Jusqu’à ce stade, le loup-garou n’existe que dans la tête échauffée, éthylisée et occupée d’extravagantes imaginations de Monsieur Oufle. La suite de l’épisode va donner au loup-garou — dont Bordelon comme la plupart d’entre nous pense qu’il n’appartient qu’au royaume des chimères — une existence parfaitement réelle, aussi consistante que celle de tout autre être rencontré dans le monde actuel.

Descendu dans la rue, Monsieur Oufle rencontre un groupe de musiciens payés pour chanter la sérénade sous le balcon d’une jeune lingère. Inquiétés par les hurlements qui s’approchent d’eux, ils interrompent leur morceau :

Ils écoutèrent pour connaître d’où pouvait venir une voix si extraordinaire, pendant que le loup-garou imaginaire se mit à hurler encore plus fort, et s’étant approché d’eux, ils le prirent tous pour ce qu’il pensait être lui-même. Quel cruel contretemps pour l’amoureux, quand il vit les musiciens d’enfuir de toutes leurs forces et qu’il jugea à propos pour sa sûreté de les suivre !

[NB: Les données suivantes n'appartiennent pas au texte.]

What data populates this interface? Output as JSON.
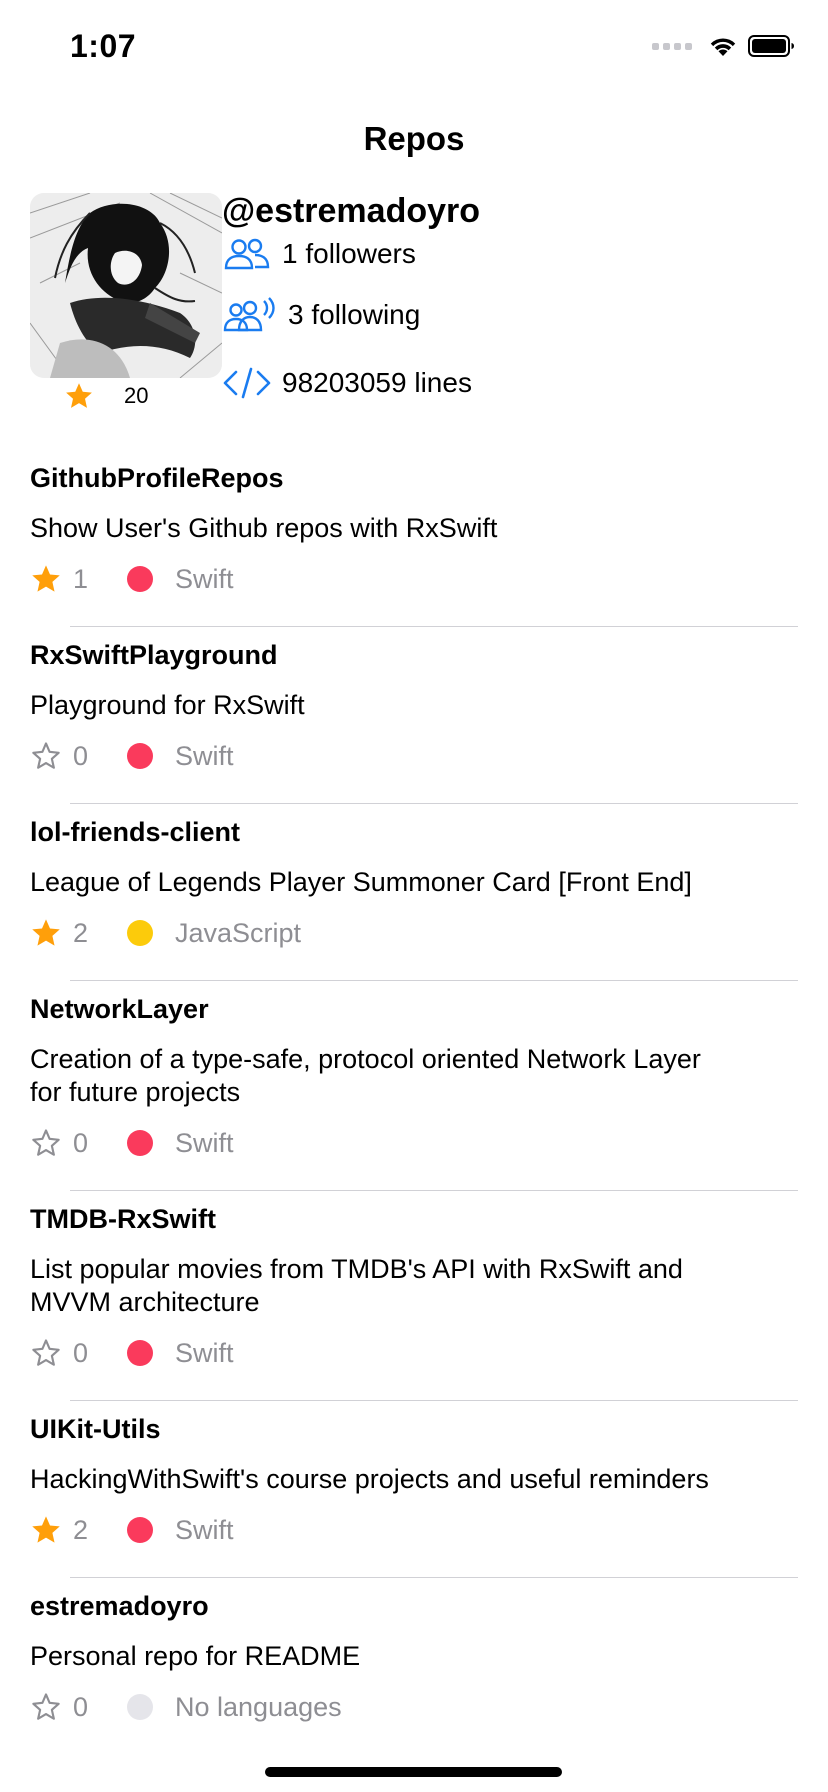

Monsieur Oufle, après avoir mis en fuite tant de gens qui faisaient un si grand bruit, en fut encore davantage confirmé dans l’opinion qu’il était véritablement un loup-garou.

MO, 49

La transmutation d’une imagination extravagante en réalité attestée n’intervient qu’à travers une média(tisa)tion sociale. La glace ne renvoyait que l’apparence d’un « loup-garou imaginaire » ; c’est seulement dans la mesure où ses semblables « le prennent tous pour ce qu’il pensait être lui-même » que Monsieur Oufle devient « véritablement un loup-garou ». Malgré l’alcool et le bouleversement de sa cervelle, il gardait un certain doute sur sa métamorphose : c’est l’image que lui renvoient non plus son miroir, mais les comportements d’autrui qui achèvent de le « confirmer dans son opinion ».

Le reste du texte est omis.